In 1969, my father founded a nonprofit organization, his dream to establish a network that for the first time would enable the deaf to communicate with one another and everyone else by phone. He bought, stored, adapted and distributed old teletypewriters, or TTYs, all from a closet with a foldout desk in our home in Fair Lawn.
Click here to read the entire piece

Secondly a young Deaf man in Connecticut has become a volunteer firefighter; although the state won't certify him to become a professional firefighter, he's formed tight bonds with others in the unit and intends to commit. From Firehouse.com:
"I can help at brush and tree fires, grass fires, hazmat, car crashes, do first aid. Sometimes on the house fire, maybe they need more people to work outside, and do safety set up, or do the hose outside. Hook up the hydrant. Change air packs," Ronan signed.

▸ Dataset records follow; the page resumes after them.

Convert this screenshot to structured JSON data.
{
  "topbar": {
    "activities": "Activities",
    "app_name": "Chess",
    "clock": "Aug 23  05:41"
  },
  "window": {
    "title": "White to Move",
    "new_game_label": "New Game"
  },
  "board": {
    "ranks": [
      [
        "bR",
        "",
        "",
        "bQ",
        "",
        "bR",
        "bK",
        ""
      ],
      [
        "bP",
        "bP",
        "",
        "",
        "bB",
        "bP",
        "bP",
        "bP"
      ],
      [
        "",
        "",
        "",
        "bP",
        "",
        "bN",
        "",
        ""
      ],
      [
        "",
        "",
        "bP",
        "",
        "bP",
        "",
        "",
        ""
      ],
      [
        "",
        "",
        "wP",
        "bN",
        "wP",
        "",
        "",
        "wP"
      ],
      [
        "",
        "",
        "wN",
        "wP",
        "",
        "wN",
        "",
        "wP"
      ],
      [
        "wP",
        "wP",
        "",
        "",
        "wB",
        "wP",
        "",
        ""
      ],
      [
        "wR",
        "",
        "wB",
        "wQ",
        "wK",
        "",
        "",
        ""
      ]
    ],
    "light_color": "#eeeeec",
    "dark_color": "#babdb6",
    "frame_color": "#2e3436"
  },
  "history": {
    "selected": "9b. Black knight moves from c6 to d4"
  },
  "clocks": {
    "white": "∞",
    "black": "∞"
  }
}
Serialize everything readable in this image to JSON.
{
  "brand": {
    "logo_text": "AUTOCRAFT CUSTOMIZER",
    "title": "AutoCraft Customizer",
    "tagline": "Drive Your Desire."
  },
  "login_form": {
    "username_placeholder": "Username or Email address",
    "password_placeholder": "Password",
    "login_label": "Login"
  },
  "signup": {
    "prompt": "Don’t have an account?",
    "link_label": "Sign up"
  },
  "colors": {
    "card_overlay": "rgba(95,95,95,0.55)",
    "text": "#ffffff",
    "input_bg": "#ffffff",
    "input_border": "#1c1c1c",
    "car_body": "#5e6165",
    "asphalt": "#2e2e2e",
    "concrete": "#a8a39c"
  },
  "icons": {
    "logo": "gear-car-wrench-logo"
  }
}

He said he knows of a few other deaf or hard-of-hearing firefighters in the state. A deaf firefighter has volunteered in Simsbury, and there are hard-of-hearing firefighters in Middletown and Wallingford that he knows of.
 Click here to read the entire piece.

Finally, from the Statesman, Texas School for the Deaf pays for plane tickets for–and gets sued when it wisely uses points earned from buying those tickets to pay for chaperones and save money for school expenses:
Leonard Schwartz, a lawyer for the school, said it did not violate airline policy because the policy says the reward points can be used by others.

He said the school paid for all the airline tickets for the daughter of the woman who sued the school. Using the bonus points saves the school $30,000 a year, which helps pay for a teacher, he said.
Schools aren't likely to help students again if they keep getting burned like this.